Kaltschaummatratzen

Nicht bloß die Federkernmatratzen, auch Kaltschaummatratzen gehören zu den begehrtesten Matratzenarten. Zahlreiche Discounter und Matratzenhersteller bieten Matratzen aus Kaltschaum an. Aber was ist so besonders an diesen Matratzen und für welche Personen eignen sie sich?

Für wen Kaltschaummatratzen geeignet sein können

Wegen ihrer optimalen Körperunterstützungen eignen sich Matratzen aus Kaltschaum vor allem für Leute, die einen unruhigen Schlaf haben. Ebenfalls Menschen, die bereits unter Gelenk- beziehungsweise Rückenschmerzen leiden, profitieren von ihr. Selbst Allergiker können die hervorragende hygienische Beschaffenheit von den Kaltschaummatratzen genießen. Jene Matratzenart ist äußerst gut für die angebracht, die in der Nacht besonders schnell frieren. Leute, die beim Schlafen zu stark transpirieren, eignen sich eher nicht für Matratzen aus Kaltschaum. Die starke Wärmeisolation speichert die Wärme des Körpers und führt zu stärkerem Schwitzen. Kaltschaummatratzen sind sehr leicht und können darum äußerst gut als Gästematratzen benutzt werden.

Aufbau und Erzeugung von Kaltschaummatratzen

Wie bereits der Name sagt, stellt sich der Kern bei der Art von Matratze aus Kaltschaum zusammen. Das Anfertigen des Matratzenkerns erfolgt auf Grundlage der Polyurethan-Aufschäumung. Der Grundstoff in Gestalt von synthetischem Polyurethan wird produziert aus den chemischen Materialien Polyol und Isocyanat. Schaumstoffkerne sind für die Gesundheit aber vollkommen unbedenklich. Dieser Name Kaltschaummatratze stammt aus dem Produktionsprozess, der für Zwecke des Aushärtens bei äußerst geringen Temperaturen geschieht.

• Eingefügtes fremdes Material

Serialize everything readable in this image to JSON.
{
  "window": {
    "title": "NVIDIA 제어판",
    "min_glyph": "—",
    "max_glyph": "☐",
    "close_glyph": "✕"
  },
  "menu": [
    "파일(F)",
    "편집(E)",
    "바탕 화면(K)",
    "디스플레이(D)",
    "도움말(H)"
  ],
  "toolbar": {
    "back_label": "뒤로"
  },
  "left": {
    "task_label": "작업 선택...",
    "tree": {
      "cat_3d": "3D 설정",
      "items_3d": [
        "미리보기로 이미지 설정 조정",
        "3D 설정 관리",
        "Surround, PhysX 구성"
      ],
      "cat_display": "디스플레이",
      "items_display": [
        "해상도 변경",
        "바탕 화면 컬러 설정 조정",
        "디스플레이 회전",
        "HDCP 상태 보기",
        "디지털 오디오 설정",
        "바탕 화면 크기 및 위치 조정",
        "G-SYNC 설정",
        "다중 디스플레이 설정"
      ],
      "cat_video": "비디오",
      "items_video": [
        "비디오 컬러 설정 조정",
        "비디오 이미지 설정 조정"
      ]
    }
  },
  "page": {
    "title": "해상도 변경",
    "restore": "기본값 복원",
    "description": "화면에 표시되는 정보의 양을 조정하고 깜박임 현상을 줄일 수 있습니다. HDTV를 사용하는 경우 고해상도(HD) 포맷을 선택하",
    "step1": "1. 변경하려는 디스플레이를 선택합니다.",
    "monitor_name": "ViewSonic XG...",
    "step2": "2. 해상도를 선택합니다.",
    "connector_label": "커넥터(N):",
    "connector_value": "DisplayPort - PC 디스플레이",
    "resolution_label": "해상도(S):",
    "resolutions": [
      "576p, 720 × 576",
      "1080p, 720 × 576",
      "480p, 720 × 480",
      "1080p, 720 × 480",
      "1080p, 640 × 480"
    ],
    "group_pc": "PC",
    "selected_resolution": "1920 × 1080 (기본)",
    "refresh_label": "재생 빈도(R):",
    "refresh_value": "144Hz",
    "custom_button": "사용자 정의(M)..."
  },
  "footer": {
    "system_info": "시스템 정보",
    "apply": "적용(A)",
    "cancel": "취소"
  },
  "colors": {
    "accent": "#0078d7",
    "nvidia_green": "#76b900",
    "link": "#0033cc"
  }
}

Der Mantel der Schaumstoffmatratze setzt sich aus einigen Schaumstoff-Schichten zusammen, die eine verschiedene Dichte sowie Dicke aufweisen. Die jeweiligen Schichten werden von Luftkanälen sowie Luftkammern unterbrochen, die eine angemessene Luftzirkulation bewirken. Das Anfertigen des Matratzenbezugs erfolgt auf Basis von ökologischen Materialien. Jene setzen sich häufig aus Rosshaar sowie Schafschurwolle zusammen.

Vorzüge von Kaltschaummatratzen

Kaltschaummatratzen zeichnen sich außerdem durch ein hervorragendes Federungsverhalten aus, wenn sich die Schlafposition ändert. Liegemulden, die vor allem bei unruhigen Schlafenden rasch auftreten können, werden dadurch auf diese Art abgefedert. Stattdessen nimmt die Matratzenoberfläche in Kürze ihren ehemaligen Zustand an. Ein typisches Kennzeichen von Kaltschaummatratzen ist eine äußerst hohe Punktelastizität. Schweren Körperstellen, wie zum Beispiel Becken beziehungsweise weiter Schulter ist ein angenehmes Einsinken in die Matratzen denkbar. Weitere leichtere Körperpartien werden dagegen perfekt gestützt. In Abhängigkeit von der Liegeposition passen sich Kaltschaummatratzen an einen Lattenrost sowie an die Körperkontur des Schläfers bestens an. Auf jene Art verhelfen sie der Wirbelsäule zu der ergonomischen sowie geraden gesunden Haltung. Kaltschaummatratzen sind auf alle Fälle geräuschfrei. Das ist besonders dann nützlich, wenn zwei Menschen in einem Bett liegen. Unruhiges Schlafen wie auch mehrfaches Hin- sowie Herwälzen empfindet das Gegenüber damit als absolut nicht störend. Matratzen aus Kaltschaum sind äußerst hygienisch. Der herunternehmbare und waschbare Matratzenbezug kann in regelmäßigen Abständen gereinigt werden. Bei ausreichender Pflege ist ein Milbenbefall eher unwahrscheinlich. Dieser Aspekt kann vor allem für Allergiker ein bedeutender Vorteil sein.